Start by ⭐️ starring lakeFS open source project.
This repository includes following Databricks Notebooks which you can run in your Databricks cluster:
- Azure Databricks Tutorial:
- This notebook is used in this blog Databricks and lakeFS Integration: Step-by-Step Configuration Tutorial.
- lakeFS Demo:
- Use Case: Managing the Data Lifecycle with lakeFS
- Delta Lake Demo:
- Integration of lakeFS with Delta Lake
- Use Cases: Isolating ETL job and atomic promotion to production. Atomic rollback of Multi-Table Transactions.
- This notebook also runs deltaLakeSetup notebook internally.
- Unstructured Data ML Demo:
- Use Case: Isolated Reproducible Unstructured Datasets for ML
- This notebook also runs unstructuredDataMLDemoSetup notebook internally.

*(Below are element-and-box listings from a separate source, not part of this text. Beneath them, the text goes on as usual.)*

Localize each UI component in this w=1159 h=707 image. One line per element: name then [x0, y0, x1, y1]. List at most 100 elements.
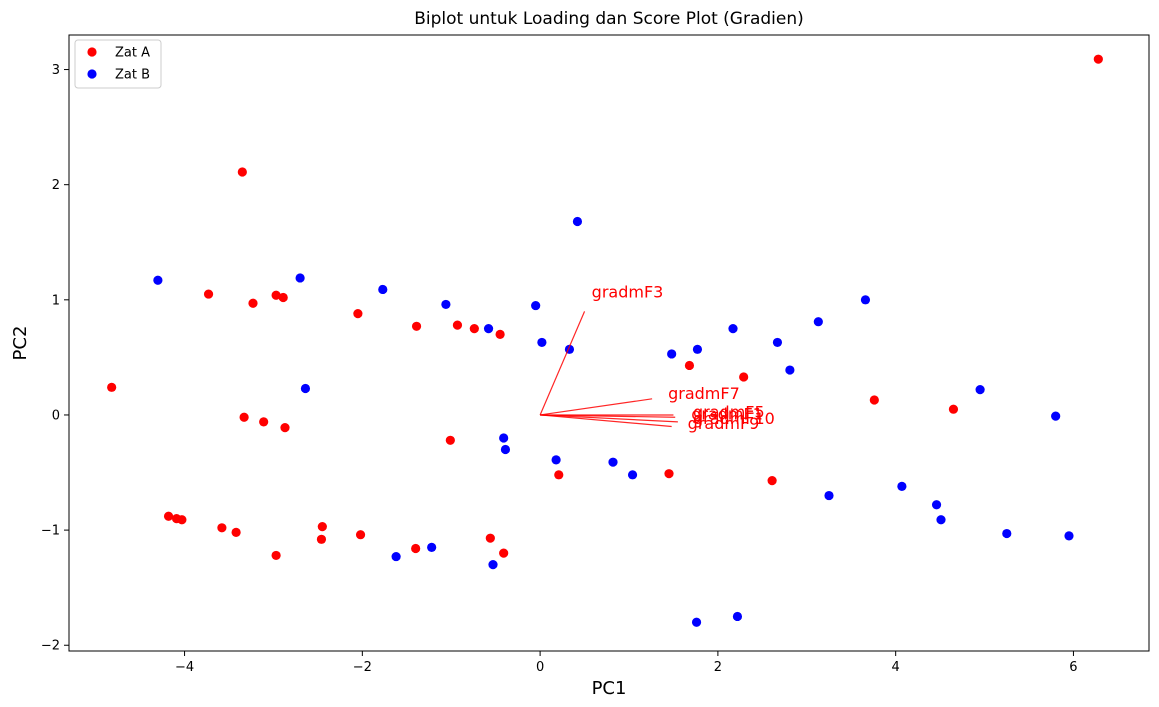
- point-zat-a: [231, 527, 241, 538]
- x-tick-label: 6: [1069, 660, 1077, 675]
- point-zat-a: [280, 423, 290, 433]
- plot-area: −4 −2 0 2 4 6 −2 −1 0 1 2 3 gradmF3 gradmF7gradmF5gra…: [41, 34, 1150, 675]
- loading-label: gradmF5: [693, 402, 765, 421]
- point-zat-b: [897, 481, 907, 491]
- point-zat-a: [317, 522, 327, 532]
- point-zat-b: [813, 317, 823, 327]
- point-zat-a: [495, 329, 505, 339]
- x-axis-label: PC1: [592, 678, 627, 699]
- y-tick-label: 1: [52, 293, 60, 308]
- y-axis-label: PC2: [10, 326, 31, 361]
- loading-vector: [540, 414, 678, 423]
- point-zat-a: [203, 289, 214, 299]
- point-zat-a: [554, 470, 564, 480]
- point-zat-b: [824, 490, 834, 501]
- point-zat-b: [1051, 411, 1061, 421]
- loading-label: gradmF9: [688, 414, 760, 433]
- y-tick-label: −1: [41, 524, 60, 539]
- point-zat-b: [732, 611, 743, 622]
- point-zat-b: [500, 444, 511, 455]
- point-zat-b: [691, 617, 702, 627]
- point-zat-a: [248, 298, 258, 308]
- legend: Zat A Zat B: [74, 39, 162, 89]
- point-zat-a: [278, 292, 288, 303]
- loading-label: gradmF3: [592, 283, 664, 302]
- point-zat-b: [300, 383, 311, 394]
- point-zat-b: [531, 300, 541, 311]
- point-zat-b: [627, 470, 638, 480]
- point-zat-b: [1064, 531, 1074, 541]
- x-tick-label: 4: [892, 660, 900, 675]
- point-zat-a: [271, 550, 281, 561]
- point-zat-b: [860, 295, 871, 305]
- y-tick-label: 3: [52, 63, 60, 78]
- y-tick-label: −2: [41, 639, 60, 654]
- y-tick-label: 2: [52, 178, 60, 193]
- point-zat-b: [499, 433, 509, 443]
- point-zat-b: [975, 385, 985, 395]
- legend-marker-zat-a: [87, 47, 97, 57]
- point-zat-b: [692, 344, 703, 354]
- point-zat-b: [378, 284, 388, 295]
- point-zat-a: [411, 321, 422, 331]
- loading-label: gradmF1: [691, 405, 763, 424]
- point-zat-a: [767, 475, 777, 486]
- point-zat-b: [295, 273, 305, 283]
- point-zat-b: [785, 365, 795, 375]
- point-zat-b: [667, 349, 677, 359]
- point-zat-b: [608, 457, 618, 467]
- point-zat-b: [931, 500, 942, 510]
- x-tick-label: −2: [353, 660, 372, 675]
- point-zat-a: [664, 469, 674, 479]
- point-zat-b: [427, 542, 437, 552]
- point-zat-a: [353, 309, 363, 319]
- point-zat-b: [551, 455, 561, 465]
- point-zat-b: [728, 324, 738, 334]
- point-zat-a: [316, 534, 327, 544]
- loading-vector: [540, 414, 672, 428]
- point-zat-a: [355, 530, 366, 540]
- legend-label-zat-a: Zat A: [115, 46, 150, 61]
- point-zat-b: [488, 560, 498, 570]
- legend-label-zat-b: Zat B: [115, 68, 150, 83]
- loading-vector: [540, 398, 653, 416]
- point-zat-a: [684, 360, 695, 371]
- loading-vector: [539, 311, 586, 416]
- point-zat-b: [772, 337, 783, 348]
- point-zat-a: [739, 372, 749, 382]
- point-zat-a: [271, 290, 281, 300]
- point-zat-a: [499, 548, 509, 558]
- y-tick-label: 0: [52, 408, 60, 423]
- point-zat-b: [936, 515, 946, 525]
- point-zat-b: [153, 275, 163, 285]
- point-zat-a: [1093, 54, 1103, 64]
- chart-title: Biplot untuk Loading dan Score Plot (Gra…: [414, 9, 804, 29]
- x-tick-label: 0: [536, 660, 544, 675]
- point-zat-a: [485, 533, 495, 543]
- point-zat-a: [869, 395, 879, 405]
- loading-label: gradmF7: [668, 384, 740, 403]
- point-zat-a: [107, 382, 117, 392]
- plot-frame: [68, 34, 1150, 652]
- x-tick-label: 2: [714, 660, 722, 675]
- loading-vector: [540, 414, 676, 418]
- point-zat-b: [572, 216, 583, 227]
- point-zat-a: [259, 417, 269, 427]
- point-zat-b: [441, 299, 451, 310]
- loading-label: gradmF10: [693, 409, 775, 428]
- point-zat-a: [177, 515, 187, 525]
- point-zat-a: [445, 435, 455, 445]
- point-zat-a: [237, 167, 247, 177]
- point-zat-a: [217, 523, 227, 533]
- point-zat-b: [537, 337, 547, 348]
- point-zat-b: [483, 324, 494, 334]
- x-tick-label: −4: [175, 660, 194, 675]
- point-zat-a: [411, 543, 421, 554]
- point-zat-b: [1002, 528, 1012, 539]
- point-zat-b: [391, 551, 401, 562]
- point-zat-a: [469, 324, 479, 334]
- point-zat-a: [948, 404, 959, 414]
- point-zat-a: [452, 320, 463, 330]
- point-zat-a: [239, 412, 249, 422]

- Unity Catalog Integration Demo:
- Use Case: Isolated Unity Catalog schema for dev/test environment
- This notebook also runs unityCatalogIntegrationDemoSetup notebook internally.
- lakeFS installed and running on your local machine or on a server or in the cloud. If you don't have lakeFS already running then either use lakeFS Cloud which provides lakeFS server on-demand with a single click or refer to lakeFS Quickstart doc.
- Databricks server with the ability to run compute clusters on top of it.
- Configure your Databricks cluster to use lakeFS Hadoop file system in Presigned Mode. Read this blog Databricks and lakeFS Integration: Step-by-Step Configuration Tutorial or lakeFS documentation for the configuration.
- Permissions to manage the cluster configuration, including adding libraries.
- Download these notebooks from GitHub and import it in your Databricks workspace.
Once you have successfully completed setup then open any notebook from Databricks UI and follow the instructions.